En faisant quelques recherches je n'ai trouvé aucune vidéo et aucune image de la fin de "Crazy Cars II", étonnant non ? La raison est simple, les versions de "Crazy Cars II" sur Atari ST mais aussi Amiga et même Amstrad sont buggués et dans aucune des versions indiquées il n'est possible de voir la fin ! Quand on parle de manque de finition des jeux Titus en voici une preuve.
Sur Amstrad CPC, arrivé au terme des 14 trajets ce n'est pas l'image d'un congratulation bien mérité qui vous attend mais celle d'un beau bug avec une destination complètement farfelu et incompréhensible. Un bug passé bizarrement inapercu non seulement sur la version CPC mais aussi sur sa version GX4000 sortie un an plus tard.
Les versions ST mais aussi Amiga ne sont pas mieux loties, cette fois le bug se produit lorsque vous arrivez au terme de l'étape six ! le programme ne détecte pas que vous êtes arrivé, aucun congratulation et vous continuez votre route jusqu'à épuisement du timer. D'ailleurs dans le Joystick #02 rubrique help, un contributeur décrit les chemins jusqu'à l'étape six mais ne parle pas de la suite ni du bug, ou alors cela a été supprimé par les pigistes.
Sur les deux versions ST et Amiga je suis allé jusqu'à l'étape six et même en contournant pour changer le sens d'arrivé sur la route 160 histoire de voir si cela avait une influence, le programme ne détecte pas l'arrivée. Assez étonnant que des programmeurs différents sur deux machines différentes mettent le même bug au même endroit ! sauf si le code de la version Amiga est un portage direct à partir du code Atari ST, la version originale.

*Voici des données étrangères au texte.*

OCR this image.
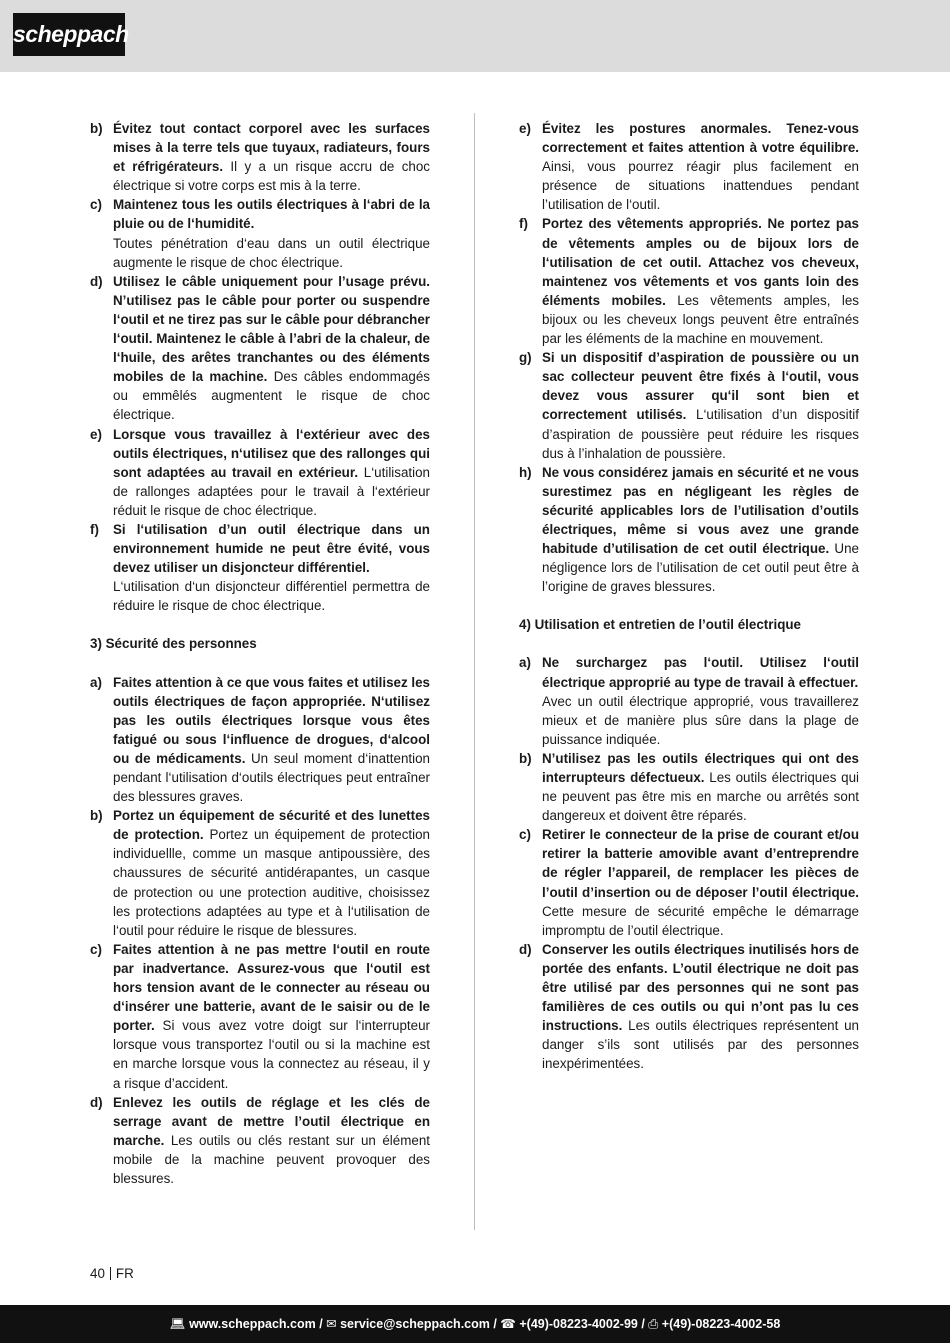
scheppach
b) Évitez tout contact corporel avec les surfaces mises à la terre tels que tuyaux, radiateurs, fours et réfrigérateurs. Il y a un risque accru de choc électrique si votre corps est mis à la terre.

c) Maintenez tous les outils électriques à l‘abri de la pluie ou de l‘humidité.
Toutes pénétration d‘eau dans un outil électrique augmente le risque de choc électrique.

d) Utilisez le câble uniquement pour l’usage prévu. N’utilisez pas le câble pour porter ou suspendre l‘outil et ne tirez pas sur le câble pour débrancher l‘outil. Maintenez le câble à l’abri de la chaleur, de l‘huile, des arêtes tranchantes ou des éléments mobiles de la machine. Des câbles endommagés ou emmêlés augmentent le risque de choc électrique.

e) Lorsque vous travaillez à l‘extérieur avec des outils électriques, n‘utilisez que des rallonges qui sont adaptées au travail en extérieur. L‘utilisation de rallonges adaptées pour le travail à l‘extérieur réduit le risque de choc électrique.

f) Si l‘utilisation d’un outil électrique dans un environnement humide ne peut être évité, vous devez utiliser un disjoncteur différentiel.
L‘utilisation d‘un disjoncteur différentiel permettra de réduire le risque de choc électrique.

3) Sécurité des personnes

a) Faites attention à ce que vous faites et utilisez les outils électriques de façon appropriée. N‘utilisez pas les outils électriques lorsque vous êtes fatigué ou sous l‘influence de drogues, d‘alcool ou de médicaments. Un seul moment d‘inattention pendant l‘utilisation d‘outils électriques peut entraîner des blessures graves.

b) Portez un équipement de sécurité et des lunettes de protection. Portez un équipement de protection individuellle, comme un masque antipoussière, des chaussures de sécurité antidérapantes, un casque de protection ou une protection auditive, choisissez les protections adaptées au type et à l‘utilisation de l‘outil pour réduire le risque de blessures.

c) Faites attention à ne pas mettre l‘outil en route par inadvertance. Assurez-vous que l‘outil est hors tension avant de le connecter au réseau ou d‘insérer une batterie, avant de le saisir ou de le porter. Si vous avez votre doigt sur l‘interrupteur lorsque vous transportez l‘outil ou si la machine est en marche lorsque vous la connectez au réseau, il y a risque d’accident.

d) Enlevez les outils de réglage et les clés de serrage avant de mettre l’outil électrique en marche. Les outils ou clés restant sur un élément mobile de la machine peuvent provoquer des blessures.

e) Évitez les postures anormales. Tenez-vous correctement et faites attention à votre équilibre. Ainsi, vous pourrez réagir plus facilement en présence de situations inattendues pendant l’utilisation de l‘outil.

f) Portez des vêtements appropriés. Ne portez pas de vêtements amples ou de bijoux lors de l‘utilisation de cet outil. Attachez vos cheveux, maintenez vos vêtements et vos gants loin des éléments mobiles. Les vêtements amples, les bijoux ou les cheveux longs peuvent être entraînés par les éléments de la machine en mouvement.

g) Si un dispositif d’aspiration de poussière ou un sac collecteur peuvent être fixés à l‘outil, vous devez vous assurer qu‘il sont bien et correctement utilisés. L‘utilisation d’un dispositif d’aspiration de poussière peut réduire les risques dus à l’inhalation de poussière.

h) Ne vous considérez jamais en sécurité et ne vous surestimez pas en négligeant les règles de sécurité applicables lors de l’utilisation d’outils électriques, même si vous avez une grande habitude d’utilisation de cet outil électrique. Une négligence lors de l’utilisation de cet outil peut être à l’origine de graves blessures.

4) Utilisation et entretien de l’outil électrique

a) Ne surchargez pas l‘outil. Utilisez l‘outil électrique approprié au type de travail à effectuer.
Avec un outil électrique approprié, vous travaillerez mieux et de manière plus sûre dans la plage de puissance indiquée.

b) N’utilisez pas les outils électriques qui ont des interrupteurs défectueux. Les outils électriques qui ne peuvent pas être mis en marche ou arrêtés sont dangereux et doivent être réparés.

c) Retirer le connecteur de la prise de courant et/ou retirer la batterie amovible avant d’entreprendre de régler l’appareil, de remplacer les pièces de l’outil d’insertion ou de déposer l’outil électrique. Cette mesure de sécurité empêche le démarrage impromptu de l’outil électrique.

d) Conserver les outils électriques inutilisés hors de portée des enfants. L’outil électrique ne doit pas être utilisé par des personnes qui ne sont pas familières de ces outils ou qui n’ont pas lu ces instructions. Les outils électriques représentent un danger s’ils sont utilisés par des personnes inexpérimentées.

40 FR
💻︎ www.scheppach.com / ✉︎ service@scheppach.com / ☎︎ +(49)-08223-4002-99 / ⎙ +(49)-08223-4002-58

Les versions originales ST/Amiga/CPC/GX-4000 n'ayant pas de fin, je vous ai mis dans la rubrique quelques versions dont ma préférée la version Amiga avec trainer invulnérabilité, assez compliqué à trouver, mais quel pied de ne plus exploser toutes les cinq secondes malheureusement sans fin non plus... snif
- La version Amiga avec invulnérabilité et temps infini mais bug à l'étape six.
- L'IPF Amiga c'est à dire l'image originale du jeu non retouchée.
- La version Atari ST corrigée à l'étape six avec trainer temps infini, etc.. mais avec un bug sur la carte, plus d'information sur ce site
- La version Amstrad CPC corrigée (cf vidéo ci-dessous)
Vous comprendrez que mis à part le correctif sur Amstrad CPC, les autres ont ajouté d'autres problèmes ne permettant toujours pas de voir la fin, avis à un programmeur talentueux sur ST/Amiga... et pourquoi pas une version avec invulnérabilité, temps infini, conduite arcade, choix du niveau et bien sûr correction du bug à l'étape six ? En fait le "Crazy Cars II" comme il aura dû sorti à l'époque si Titus avait eut plus d'attention à son produit.
"Crazy Cars II" divise beaucoup, certains l'aiment d'autres le détestent. Malheureusement si le jeu est techniquement impressionnant au premier abord avec ses courses poursuites, ses croisements, ce rendu de la route et ses reliefs, il faut avouer que le jeu renvoi rapidement une image d'inachevé qu'il est difficile de contester. On sent qu'on est passé à côté d'un grand jeu, complétement torpilé par des choix forts discutables et toujours ce manque de finition propre aux jeux Titus de cette époque.
Seule la version Amstrad s'en sort honorablement grâce à une maniabilité plus arcade et c'est pour cela que j'ai voulu la mettre à l'honneur dans ce test.
Le jeu fut pressenti pour recevoir différents prix mais ne remporta finalement qu'un Gen 4 d'Or et c'est déjà beaucoup.